Confessions & Confusions

Unreliable narrators in fiction make for some fascinating reading, and what could be more unreliable than a confession? Strangely, I happened to read two such novels recently.

The first is a teen novel that I hadn’t had on my to-read list until it won a Printz Honor: The Passion of Dolssa by Julie Berry. I had heard the Printz buzz around this book, but it never sounded that appealing to me.  I mean, it is set in the 1200’s and is about religion/faith/miracles. The description just never grabbed me. But once I finally gave it a chance, I was engrossed from the very beginning. The book uses many voices to tell the story, but the primary storyteller is Botille, whose confession about what happened twenty-six years ago with regard to the heretic Dolssa is full of layers as she protects the people she cares about from the Inquisitors. What really happened and what is Botille’s invention for the Inquisitor is up for debate and that is only a part of what makes this book interesting.

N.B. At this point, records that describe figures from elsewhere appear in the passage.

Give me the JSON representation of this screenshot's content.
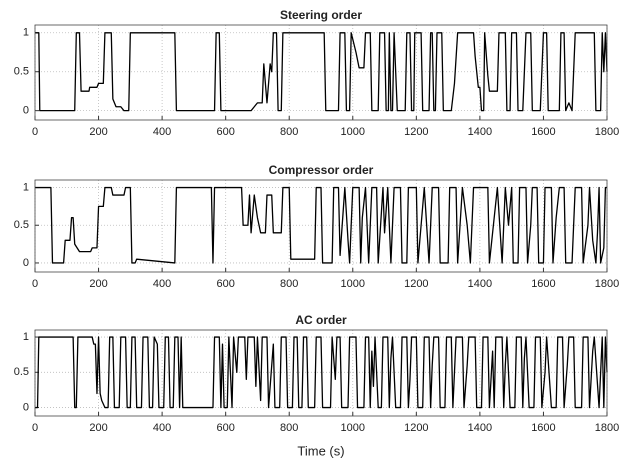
{
  "chart_data": [
    {
      "type": "line",
      "title": "Steering order",
      "xlim": [
        0,
        1800
      ],
      "ylim": [
        -0.12,
        1.1
      ],
      "xticks": [
        0,
        200,
        400,
        600,
        800,
        1000,
        1200,
        1400,
        1600,
        1800
      ],
      "yticks": [
        0,
        0.5,
        1
      ],
      "grid": true,
      "color": "#000000",
      "x": [
        0,
        12,
        15,
        125,
        130,
        140,
        145,
        170,
        172,
        195,
        200,
        215,
        220,
        240,
        245,
        255,
        270,
        280,
        295,
        300,
        440,
        445,
        565,
        570,
        580,
        585,
        680,
        690,
        700,
        715,
        720,
        730,
        740,
        745,
        750,
        760,
        765,
        775,
        780,
        910,
        915,
        955,
        960,
        975,
        980,
        990,
        995,
        1010,
        1020,
        1035,
        1040,
        1055,
        1060,
        1080,
        1085,
        1100,
        1105,
        1112,
        1115,
        1120,
        1125,
        1130,
        1140,
        1165,
        1170,
        1180,
        1185,
        1192,
        1195,
        1215,
        1220,
        1240,
        1245,
        1250,
        1255,
        1260,
        1265,
        1280,
        1285,
        1310,
        1320,
        1330,
        1380,
        1385,
        1395,
        1400,
        1405,
        1412,
        1415,
        1425,
        1430,
        1455,
        1460,
        1480,
        1485,
        1495,
        1500,
        1515,
        1520,
        1535,
        1545,
        1560,
        1565,
        1590,
        1600,
        1610,
        1615,
        1650,
        1655,
        1665,
        1670,
        1680,
        1690,
        1700,
        1760,
        1765,
        1780,
        1785,
        1790,
        1795,
        1800
      ],
      "values": [
        1,
        1,
        0,
        0,
        1,
        1,
        0.25,
        0.25,
        0.3,
        0.3,
        0.35,
        0.35,
        1,
        1,
        0.15,
        0.05,
        0.05,
        0,
        0,
        1,
        1,
        0,
        0,
        1,
        1,
        0,
        0,
        0.05,
        0.1,
        0.1,
        0.6,
        0.1,
        0.6,
        0.5,
        1,
        1,
        0,
        0,
        1,
        1,
        0,
        0,
        1,
        1,
        0,
        0,
        1,
        0.75,
        0.55,
        0.55,
        1,
        1,
        0,
        0,
        1,
        1,
        0,
        0,
        1,
        0,
        0,
        1,
        0,
        0,
        1,
        1,
        0,
        0,
        1,
        1,
        0,
        0,
        1,
        1,
        0,
        0,
        1,
        1,
        0,
        0,
        0.35,
        1,
        1,
        0.7,
        0.3,
        0.3,
        0,
        0,
        1,
        0.45,
        0.25,
        0.25,
        1,
        1,
        0,
        0,
        1,
        1,
        0,
        0,
        1,
        1,
        0,
        0,
        1,
        1,
        0,
        0,
        1,
        1,
        0,
        0.1,
        0,
        1,
        1,
        0,
        0,
        1,
        0.5,
        1,
        0.5
      ]
    },
    {
      "type": "line",
      "title": "Compressor order",
      "xlim": [
        0,
        1800
      ],
      "ylim": [
        -0.12,
        1.1
      ],
      "xticks": [
        0,
        200,
        400,
        600,
        800,
        1000,
        1200,
        1400,
        1600,
        1800
      ],
      "yticks": [
        0,
        0.5,
        1
      ],
      "grid": true,
      "color": "#000000",
      "x": [
        0,
        50,
        55,
        90,
        95,
        110,
        115,
        120,
        125,
        140,
        175,
        180,
        195,
        200,
        215,
        220,
        240,
        245,
        280,
        285,
        300,
        305,
        315,
        320,
        440,
        445,
        555,
        560,
        565,
        650,
        655,
        670,
        675,
        680,
        690,
        700,
        710,
        725,
        730,
        745,
        750,
        775,
        780,
        800,
        805,
        880,
        885,
        900,
        905,
        935,
        940,
        955,
        960,
        975,
        985,
        990,
        1000,
        1020,
        1025,
        1030,
        1040,
        1050,
        1060,
        1075,
        1080,
        1095,
        1100,
        1110,
        1120,
        1130,
        1150,
        1155,
        1170,
        1175,
        1200,
        1205,
        1215,
        1225,
        1240,
        1250,
        1270,
        1275,
        1300,
        1305,
        1325,
        1330,
        1345,
        1360,
        1370,
        1380,
        1425,
        1430,
        1445,
        1455,
        1470,
        1480,
        1490,
        1500,
        1505,
        1520,
        1525,
        1545,
        1550,
        1560,
        1565,
        1580,
        1585,
        1600,
        1605,
        1625,
        1630,
        1640,
        1650,
        1665,
        1670,
        1690,
        1700,
        1720,
        1725,
        1740,
        1745,
        1755,
        1765,
        1770,
        1775,
        1780,
        1790,
        1795,
        1800
      ],
      "values": [
        1,
        1,
        0,
        0,
        0.3,
        0.3,
        0.6,
        0.6,
        0.25,
        0.15,
        0.15,
        0.2,
        0.2,
        0.75,
        0.75,
        1,
        1,
        0.9,
        0.9,
        1,
        1,
        0,
        0,
        0.05,
        0,
        1,
        1,
        0,
        1,
        1,
        0.5,
        0.5,
        0.9,
        0.4,
        0.9,
        0.6,
        0.4,
        0.4,
        0.9,
        0.9,
        0.4,
        0.4,
        1,
        1,
        0.05,
        0.05,
        1,
        1,
        0,
        0,
        1,
        1,
        0.1,
        1,
        0.3,
        0,
        1,
        1,
        0,
        0.6,
        1,
        0,
        1,
        1,
        0,
        1,
        0.4,
        1,
        0,
        1,
        1,
        0,
        0,
        1,
        1,
        0,
        0.5,
        1,
        0,
        1,
        1,
        0,
        0,
        1,
        1,
        0,
        1,
        0.5,
        0,
        1,
        1,
        0,
        0.6,
        1,
        0,
        1,
        0.5,
        1,
        0,
        0,
        1,
        1,
        0,
        0.5,
        1,
        1,
        0,
        0,
        1,
        1,
        0,
        0.6,
        1,
        1,
        0,
        0,
        1,
        1,
        0,
        0.5,
        1,
        0.3,
        0,
        0.4,
        1,
        0,
        0.2,
        1,
        1
      ]
    },
    {
      "type": "line",
      "title": "AC order",
      "xlabel": "Time (s)",
      "xlim": [
        0,
        1800
      ],
      "ylim": [
        -0.12,
        1.1
      ],
      "xticks": [
        0,
        200,
        400,
        600,
        800,
        1000,
        1200,
        1400,
        1600,
        1800
      ],
      "yticks": [
        0,
        0.5,
        1
      ],
      "grid": true,
      "color": "#000000",
      "x": [
        0,
        8,
        12,
        120,
        125,
        130,
        135,
        180,
        185,
        190,
        195,
        200,
        205,
        210,
        220,
        230,
        235,
        245,
        250,
        265,
        270,
        285,
        290,
        300,
        305,
        315,
        320,
        335,
        340,
        355,
        360,
        370,
        375,
        385,
        390,
        405,
        410,
        420,
        425,
        435,
        440,
        450,
        455,
        460,
        465,
        560,
        565,
        580,
        585,
        590,
        595,
        605,
        610,
        620,
        625,
        635,
        640,
        660,
        665,
        670,
        690,
        695,
        700,
        710,
        715,
        730,
        735,
        750,
        755,
        770,
        775,
        790,
        795,
        810,
        815,
        825,
        830,
        840,
        845,
        855,
        860,
        880,
        885,
        900,
        905,
        930,
        935,
        945,
        950,
        960,
        965,
        985,
        990,
        1010,
        1015,
        1035,
        1040,
        1050,
        1055,
        1060,
        1065,
        1070,
        1080,
        1090,
        1095,
        1110,
        1115,
        1120,
        1125,
        1135,
        1150,
        1155,
        1170,
        1175,
        1180,
        1185,
        1200,
        1205,
        1220,
        1225,
        1240,
        1245,
        1250,
        1255,
        1270,
        1275,
        1290,
        1295,
        1310,
        1315,
        1320,
        1325,
        1345,
        1350,
        1360,
        1365,
        1385,
        1390,
        1405,
        1410,
        1425,
        1430,
        1440,
        1445,
        1450,
        1470,
        1475,
        1480,
        1485,
        1495,
        1510,
        1515,
        1530,
        1535,
        1540,
        1545,
        1555,
        1570,
        1575,
        1590,
        1595,
        1605,
        1610,
        1625,
        1640,
        1645,
        1660,
        1665,
        1675,
        1680,
        1695,
        1700,
        1720,
        1725,
        1740,
        1745,
        1755,
        1760,
        1775,
        1785,
        1790,
        1795,
        1800
      ],
      "values": [
        0,
        0,
        1,
        1,
        0,
        0,
        1,
        1,
        0.9,
        0.9,
        0.2,
        1,
        0.2,
        0.1,
        0,
        0,
        1,
        1,
        0,
        0,
        1,
        1,
        0,
        0,
        1,
        1,
        0,
        0,
        1,
        1,
        0,
        0,
        1,
        0.9,
        0,
        0,
        1,
        1,
        0,
        0,
        1,
        1,
        0,
        1,
        0,
        0,
        1,
        1,
        0,
        0.9,
        0,
        0,
        1,
        0,
        1,
        0.5,
        1,
        1,
        0.4,
        1,
        1,
        0.3,
        1,
        0.1,
        1,
        1,
        0,
        0.9,
        0,
        0,
        1,
        1,
        0,
        0,
        1,
        1,
        0,
        0,
        1,
        1,
        0,
        0,
        1,
        1,
        0,
        0,
        1,
        0.4,
        1,
        1,
        0,
        0,
        1,
        1,
        0,
        0,
        1,
        1,
        0,
        0.8,
        0.3,
        1,
        0,
        0,
        1,
        1,
        0,
        0.7,
        1,
        0,
        0,
        1,
        1,
        0,
        0.4,
        1,
        1,
        0,
        0,
        1,
        1,
        0,
        0.6,
        1,
        1,
        0,
        0,
        1,
        1,
        0,
        0.5,
        1,
        1,
        0,
        0.6,
        1,
        1,
        0,
        0,
        1,
        1,
        0,
        0.8,
        0,
        1,
        1,
        0,
        0.6,
        1,
        0,
        0,
        1,
        1,
        0,
        0.7,
        1,
        0,
        0,
        1,
        1,
        0,
        0.5,
        1,
        0,
        0,
        1,
        1,
        0,
        0.6,
        1,
        1,
        0,
        0,
        1,
        1,
        0,
        0.8,
        1,
        0,
        1,
        0,
        1,
        0.5
      ]
    }
  ]
}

The second is another historical novel—published for adults—set in the 1920’s: The Other Typist. I picked up this book because of my interest in the time period, especially women’s lives at that time. I really wasn’t expecting this strange (though not necessarily in a bad way) story that left me wondering what really happened even after I finished reading. The reader knows from almost the very beginning that things don’t end well for our main character, and the story isn’t suspenseful so much as it is filled with foreboding in a way that kept me reading despite knowing that bad things were bound to happen. Don’t get me wrong, it takes a while to get there. It is a confession after all, and it takes time to get to the juicy parts of any confession, as our narrator well knows from her employment as a typist at a police station where her job is to record and type confessions.  If you can stick with the story to the end, you’ll be left fitting the pieces of Rose’s story together to determine what you think really happened.

Both of these books were engrossing in a way that surprised me. They each ended up being yet another reminder to myself to be open in my reading choices. Hey Self: Even if a book isn’t what you were expecting or if it doesn’t seem immediately appealing, give it a chance. You might be surprised.